SuperDirt, Latency, and MIDI

Hi all,

I've been experimenting with MIDI controlled by Tidal and sent thru SuperDirt to an Elektron Digitone. I've used this tutorial: https://tidalcycles.org/index.php/SuperDirt_MIDI_Tutorial

I'm able to produce sound on the Digitone, but I'm having latency problems relative to the audio of some samples I'm manipulating in Tidal. I've tried adjusting the latency in SuperDirt, but it doesn't seem to affect anything. Anyone run into similar problems or have possible solutions? If it helps, I've been connecting the Digitone by USB and using the MIDI output through overbridge.

Are you listening to the audio outputs on your Digitone directly? Just making sure that you're not using Overbridge as that adds a ton of latency.

And if you monitor through your DAW instead of listening to the direct monitoring on your interface (or an outboard mixer) then that will add latency as well.

1 Like

I have a problem with latency comparing MIDI vs. sounds generated by SuperDirt (accessing samples for example). This is pretty noticeable when you're layering drums and try to get them to align on the 1. I tried using # nudge -0.02 on each midi track but I think there's only so much you can do for the first hit.

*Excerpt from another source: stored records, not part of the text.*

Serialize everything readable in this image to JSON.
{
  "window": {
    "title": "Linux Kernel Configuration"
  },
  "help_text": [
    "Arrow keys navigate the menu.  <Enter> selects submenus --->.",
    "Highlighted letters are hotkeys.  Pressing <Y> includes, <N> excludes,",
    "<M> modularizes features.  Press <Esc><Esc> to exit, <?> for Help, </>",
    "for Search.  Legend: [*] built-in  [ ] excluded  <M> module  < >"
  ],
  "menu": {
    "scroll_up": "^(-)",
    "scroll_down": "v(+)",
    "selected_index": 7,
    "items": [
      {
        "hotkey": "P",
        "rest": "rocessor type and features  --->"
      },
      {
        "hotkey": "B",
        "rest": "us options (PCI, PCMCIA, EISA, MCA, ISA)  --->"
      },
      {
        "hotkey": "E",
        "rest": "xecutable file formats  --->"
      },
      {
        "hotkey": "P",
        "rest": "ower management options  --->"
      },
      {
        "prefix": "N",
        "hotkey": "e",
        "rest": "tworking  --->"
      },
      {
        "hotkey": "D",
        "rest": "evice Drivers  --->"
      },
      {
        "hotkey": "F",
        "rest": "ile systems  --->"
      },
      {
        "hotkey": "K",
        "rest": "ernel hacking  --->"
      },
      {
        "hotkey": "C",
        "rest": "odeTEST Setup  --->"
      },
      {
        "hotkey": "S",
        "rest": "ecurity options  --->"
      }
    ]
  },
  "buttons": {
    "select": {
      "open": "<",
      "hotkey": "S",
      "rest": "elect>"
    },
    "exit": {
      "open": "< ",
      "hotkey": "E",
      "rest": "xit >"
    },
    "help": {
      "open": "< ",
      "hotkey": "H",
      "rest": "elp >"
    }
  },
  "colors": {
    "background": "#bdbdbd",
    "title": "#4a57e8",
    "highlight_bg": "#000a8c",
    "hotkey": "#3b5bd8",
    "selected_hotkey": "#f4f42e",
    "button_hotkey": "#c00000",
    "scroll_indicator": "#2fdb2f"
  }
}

[Not a DAW agnostic solution] If you're using Ableton, Ableton has a track nudge forward and backward. It is possible to nudge incoming audio from supercollider into Ableton possible to get them all to line up. Also if you route midi to Ableton first, then in Ableton to the digitone; latency can be controlled via Ableton settings vs. SuperDirt/Supercollider. Maybe this technique works for other DAWS if they have a nudge on each track.

Yeah, I was using Overbridge. That's what I figured was probably happening. I'll try it using the device output instead!

Thanks! I'll try to see if nudge helps!

Yeah Overbridge will add a boatload of latency. When your DAW is playing back already recorded MIDI then it can delay compensate for it but when you're playing live MIDI threw it it can't, so best to monitor the direct outs.